By S. (April 23, 2018)
Dear White America,
We have a communication problem. You are getting better at listening. In the past you’ve blamed us for not communicating to you in a manner that would facilitate you listening. We were too angry, too quiet, too loud, politically inconvenient, self-centered, stuck in victim mindset.
Finally, thanks to cell phone footage, you can see for yourselves what us black people know too well. You had to see it for yourselves to believe it. And you had to see it not once but multiple times, over and over, to truly understand. Now you get it. Black people are in danger from cops. Thank you. I am sincerely grateful at how far you’ve come in the last 15 years. But there’s still so much more work. There’s all the stuff that you don’t see, that you’ll never see. So we need you to listen. We need you to step up and intervene.
I knew Holly Hylton, I complained to you about her. You brushed me off and got annoyed at my discomfort. You blamed me for not having a better attitude, for not trying harder, for being a victim. I came to you because you were my friend.

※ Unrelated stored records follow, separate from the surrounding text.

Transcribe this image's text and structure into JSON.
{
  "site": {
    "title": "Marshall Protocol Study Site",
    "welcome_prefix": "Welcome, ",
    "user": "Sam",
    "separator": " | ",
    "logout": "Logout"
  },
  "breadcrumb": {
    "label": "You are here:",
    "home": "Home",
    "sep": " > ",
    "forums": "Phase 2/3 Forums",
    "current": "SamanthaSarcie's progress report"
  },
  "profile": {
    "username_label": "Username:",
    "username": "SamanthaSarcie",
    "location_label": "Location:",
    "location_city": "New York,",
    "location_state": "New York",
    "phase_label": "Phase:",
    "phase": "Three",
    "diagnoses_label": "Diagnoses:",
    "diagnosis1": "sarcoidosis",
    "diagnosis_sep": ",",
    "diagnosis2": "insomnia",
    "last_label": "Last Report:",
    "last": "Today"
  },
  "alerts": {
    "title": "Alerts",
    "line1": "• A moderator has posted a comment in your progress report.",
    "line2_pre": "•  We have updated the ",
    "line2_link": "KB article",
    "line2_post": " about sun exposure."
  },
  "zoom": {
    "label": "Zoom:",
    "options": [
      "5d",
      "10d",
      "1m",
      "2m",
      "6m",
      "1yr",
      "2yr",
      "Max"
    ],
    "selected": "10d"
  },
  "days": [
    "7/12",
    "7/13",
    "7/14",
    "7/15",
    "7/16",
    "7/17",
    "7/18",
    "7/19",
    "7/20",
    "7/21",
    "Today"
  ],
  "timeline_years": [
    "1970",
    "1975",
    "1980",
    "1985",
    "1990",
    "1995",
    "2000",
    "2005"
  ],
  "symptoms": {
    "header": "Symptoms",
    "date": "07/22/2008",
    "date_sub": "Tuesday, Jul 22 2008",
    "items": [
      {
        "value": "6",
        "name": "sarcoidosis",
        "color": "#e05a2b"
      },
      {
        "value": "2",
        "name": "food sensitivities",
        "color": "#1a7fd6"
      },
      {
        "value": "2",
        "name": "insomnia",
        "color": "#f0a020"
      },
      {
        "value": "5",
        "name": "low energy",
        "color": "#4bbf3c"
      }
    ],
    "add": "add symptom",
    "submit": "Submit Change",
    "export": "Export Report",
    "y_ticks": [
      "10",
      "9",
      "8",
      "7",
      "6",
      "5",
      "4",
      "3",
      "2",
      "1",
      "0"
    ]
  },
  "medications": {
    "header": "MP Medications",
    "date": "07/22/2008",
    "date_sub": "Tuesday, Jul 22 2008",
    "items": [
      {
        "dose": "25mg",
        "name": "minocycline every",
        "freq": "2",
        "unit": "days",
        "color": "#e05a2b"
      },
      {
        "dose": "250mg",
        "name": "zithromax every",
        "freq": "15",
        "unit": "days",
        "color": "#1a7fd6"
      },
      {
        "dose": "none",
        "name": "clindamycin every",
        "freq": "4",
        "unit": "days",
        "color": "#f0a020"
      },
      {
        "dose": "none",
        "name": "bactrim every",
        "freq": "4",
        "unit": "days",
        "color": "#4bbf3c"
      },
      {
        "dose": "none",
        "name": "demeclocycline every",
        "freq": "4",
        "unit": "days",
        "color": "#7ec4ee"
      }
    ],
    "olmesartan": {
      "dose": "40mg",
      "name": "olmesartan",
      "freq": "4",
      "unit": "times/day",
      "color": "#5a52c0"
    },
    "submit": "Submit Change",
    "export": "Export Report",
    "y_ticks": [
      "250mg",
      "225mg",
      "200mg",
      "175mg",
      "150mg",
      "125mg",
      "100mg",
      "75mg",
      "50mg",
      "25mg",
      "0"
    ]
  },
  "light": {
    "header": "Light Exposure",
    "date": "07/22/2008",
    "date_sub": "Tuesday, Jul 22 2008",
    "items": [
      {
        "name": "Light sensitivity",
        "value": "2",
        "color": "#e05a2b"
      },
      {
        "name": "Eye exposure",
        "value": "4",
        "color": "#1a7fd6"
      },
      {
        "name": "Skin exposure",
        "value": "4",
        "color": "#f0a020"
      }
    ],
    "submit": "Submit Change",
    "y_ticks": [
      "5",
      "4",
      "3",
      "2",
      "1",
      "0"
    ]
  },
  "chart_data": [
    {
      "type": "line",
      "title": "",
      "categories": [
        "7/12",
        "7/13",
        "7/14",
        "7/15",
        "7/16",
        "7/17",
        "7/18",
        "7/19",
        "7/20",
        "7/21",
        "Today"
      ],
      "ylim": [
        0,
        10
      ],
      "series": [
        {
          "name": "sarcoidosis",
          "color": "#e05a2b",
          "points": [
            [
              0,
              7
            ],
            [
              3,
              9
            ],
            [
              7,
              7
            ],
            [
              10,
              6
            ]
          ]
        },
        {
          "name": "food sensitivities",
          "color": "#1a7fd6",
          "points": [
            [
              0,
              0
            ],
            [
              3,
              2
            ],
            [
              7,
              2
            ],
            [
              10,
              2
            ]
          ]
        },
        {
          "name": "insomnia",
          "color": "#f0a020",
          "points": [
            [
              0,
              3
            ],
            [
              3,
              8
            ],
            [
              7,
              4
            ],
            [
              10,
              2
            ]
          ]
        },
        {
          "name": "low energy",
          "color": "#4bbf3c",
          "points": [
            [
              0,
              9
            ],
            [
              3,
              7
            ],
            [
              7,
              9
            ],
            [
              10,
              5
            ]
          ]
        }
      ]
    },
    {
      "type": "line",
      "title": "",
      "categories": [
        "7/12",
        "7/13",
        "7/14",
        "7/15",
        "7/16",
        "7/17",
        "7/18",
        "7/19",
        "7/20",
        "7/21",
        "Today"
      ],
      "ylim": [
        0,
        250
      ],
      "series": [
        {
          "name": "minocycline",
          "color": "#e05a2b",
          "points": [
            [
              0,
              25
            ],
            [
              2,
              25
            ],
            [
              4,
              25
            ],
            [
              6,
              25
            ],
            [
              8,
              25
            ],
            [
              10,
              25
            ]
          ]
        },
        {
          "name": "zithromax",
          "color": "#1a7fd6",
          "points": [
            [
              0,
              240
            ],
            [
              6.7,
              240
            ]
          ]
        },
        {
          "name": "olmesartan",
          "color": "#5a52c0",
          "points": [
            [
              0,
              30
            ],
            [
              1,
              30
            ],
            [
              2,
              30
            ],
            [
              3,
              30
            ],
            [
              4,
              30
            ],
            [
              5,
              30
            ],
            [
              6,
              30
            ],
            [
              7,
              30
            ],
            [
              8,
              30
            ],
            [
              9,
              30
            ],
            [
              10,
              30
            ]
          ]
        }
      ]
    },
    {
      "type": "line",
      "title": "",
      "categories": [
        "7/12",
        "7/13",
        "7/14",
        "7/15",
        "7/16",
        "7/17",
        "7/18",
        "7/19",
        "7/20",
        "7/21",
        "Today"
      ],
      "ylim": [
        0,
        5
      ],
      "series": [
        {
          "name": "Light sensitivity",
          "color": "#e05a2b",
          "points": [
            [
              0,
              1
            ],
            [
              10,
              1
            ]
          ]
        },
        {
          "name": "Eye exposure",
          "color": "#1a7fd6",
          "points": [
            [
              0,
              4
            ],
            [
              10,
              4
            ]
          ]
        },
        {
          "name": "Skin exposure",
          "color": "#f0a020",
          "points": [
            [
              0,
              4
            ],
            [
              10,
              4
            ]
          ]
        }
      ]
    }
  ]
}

I was asking for support for your help in allowing me to process the racist and ugly way Holly treated me when I: *worked with her
*went to school with her
*bought coffee from her
*heard her sermon
*read her newspaper op ed
*watched her Oscar acceptance speech.
You said Holly didn’t do anything wrong, she didn’t mean to, she has a good heart, I caught her on a bad day, she gives money to starving children every week, she has black friends, she grew up in a black neighborhood, she went to a BLM protest, she loves hip hop. You defended Holly against my claims of racism.
You interrogated me. You made me become a lawyer, a ballistics expert, a pathologist, an economist, a historian, a translator of cultures, and many more so that you could find the loophole in my feelings and prove that I’m wrong about Holly.
Holly’s reputation as a non-racist became more important to you than my emotional needs.
You denied me support and validation when I came to you vulnerable and needy. That’s not what friends do.
If you’re a true friend, you’ll listen, learn, and apply what you’ve learned. You’ll call Holly out before she calls the police on me. You’ll empathize with Holly so that you can better figure out how to communicate effectively with her. There will be social consequences to her actions based on what she and has not learned.
This is where the party ends, because I can’t stand here listening to you and your racist friend.